NASA also released a second photograph captured by Harbeck, in which both the edge of the now-famous iceberg and a slightly less rectangular iceberg can be seen. They are wide and flat and long, like sheet cake, Brunt said.

National Snow and Ice Data Centre research scientist Twila Moon said it's unsurprising that the iceberg fractured in straight lines.

NASA posted their findings on their Twitter, NASA_ICE, the said: "From yesterday's #IceBridge flight: A tabular iceberg can be seen on the right, floating among sea ice just off the Larsen C ice shelf".

This isn't the only iceberg news we've been treated to lately.

Ice shelves are full of fractures and fissures, explains geophysicist Kristin Poinar from the University at Buffalo. "Tabular icebergs are rather like fingernails that crack of, giving them sharp edges".

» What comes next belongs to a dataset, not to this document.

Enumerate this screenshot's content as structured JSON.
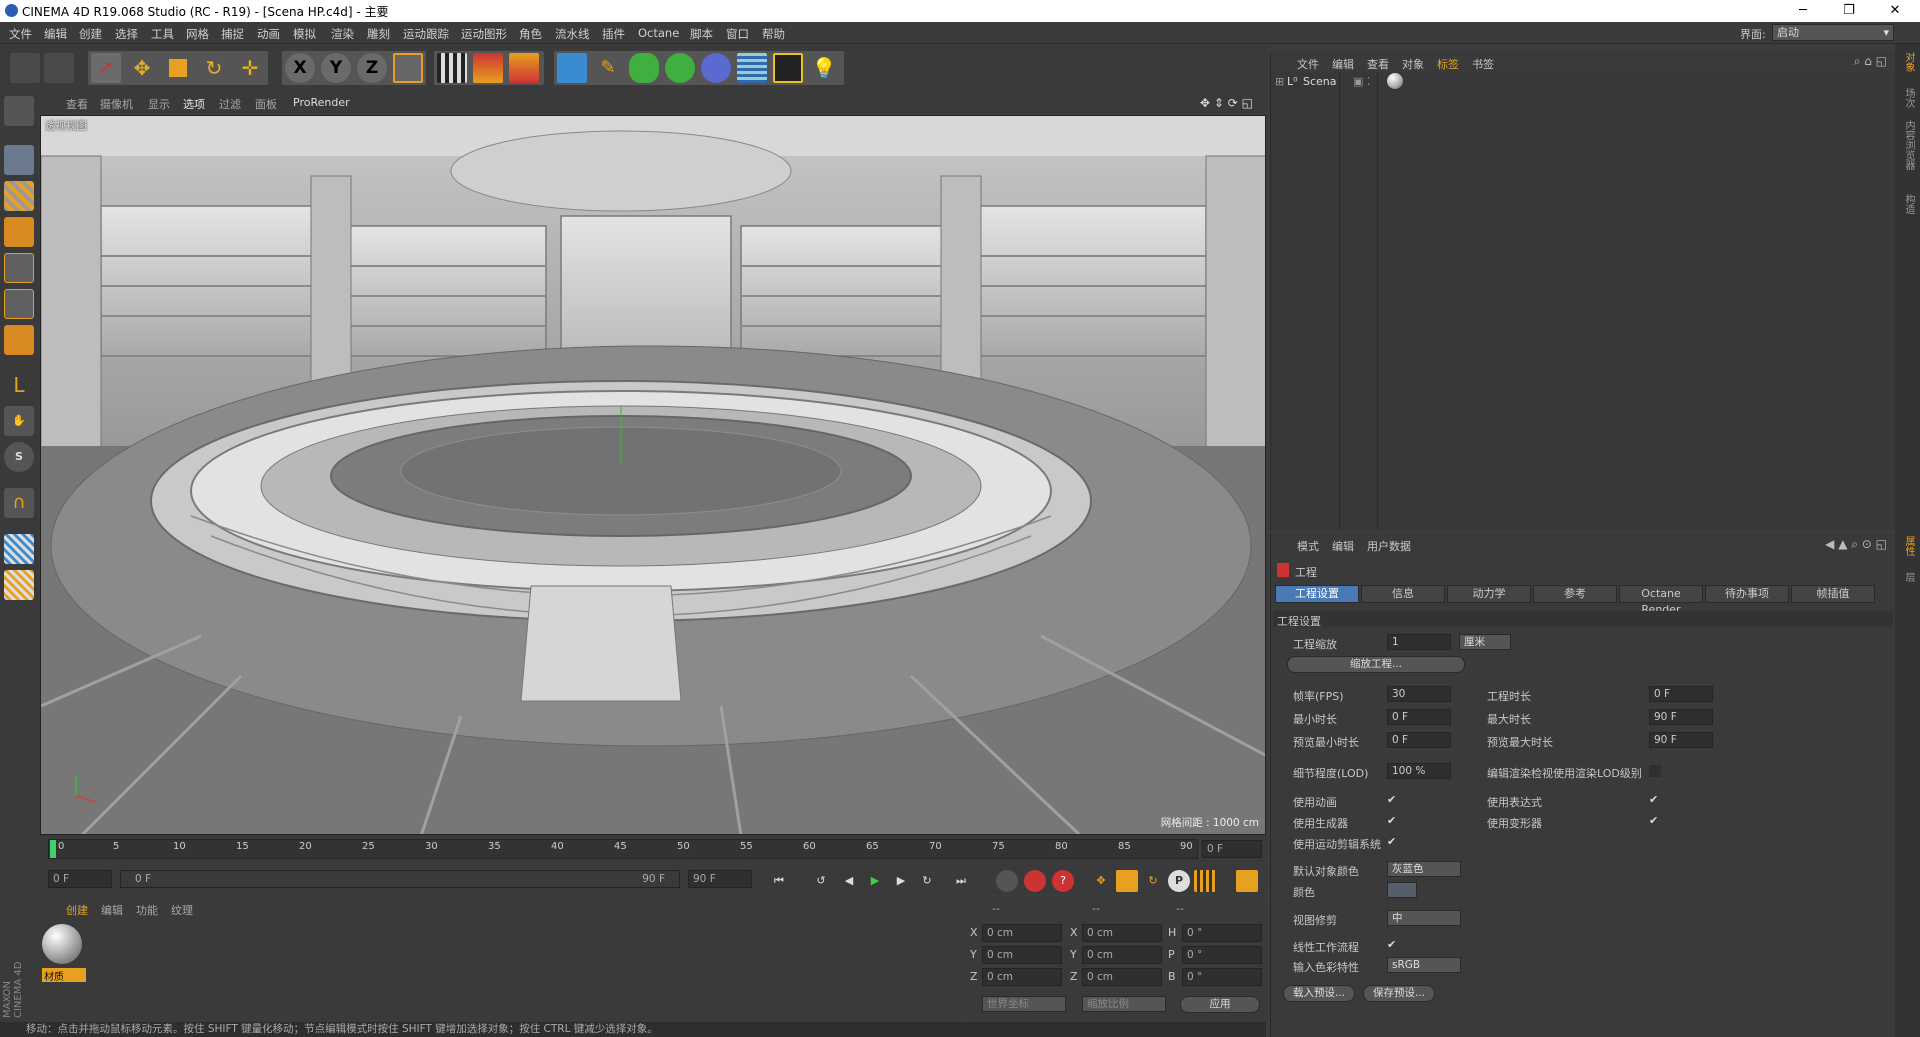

"What makes this one a bit unusual is that it looks nearly like a square", Brunt said.

The northern Antarctic Peninsula is ice-covered and mountainous.

He says it's a kind of formation called a tabular iceberg. This iceberg is probably very new, since its sides are still smooth and nearly perfectly vertical. The specific geometric iceberg, which is almost two kilometers long, has been detached from the gradually collapsing Larsen C ice cube on the Antarctic Peninsula. "In Greenland, you would not find these rectangular bergs so much because it is warmer, icebergs break into smaller pieces and the glaciers are smaller as well".

The researchers wrote, 'Computer modeling suggests that the remaining ice could become unstable, and that Larsen C may follow the example of its neighbour Larsen B, which disintegrated in 2002 following a similar rift-induced calving event'.

Such icebergs usually split from the edges of ice shelves, and can have angles close to 90 degrees, provided there is clean calve of the iceberg.

Scientists are concerned about how ice at Earth's poles will fare with warming temperatures, and how melting ice will affect sea levels around the world, but Bartholomaus is hesitant to draw direct links to climate change.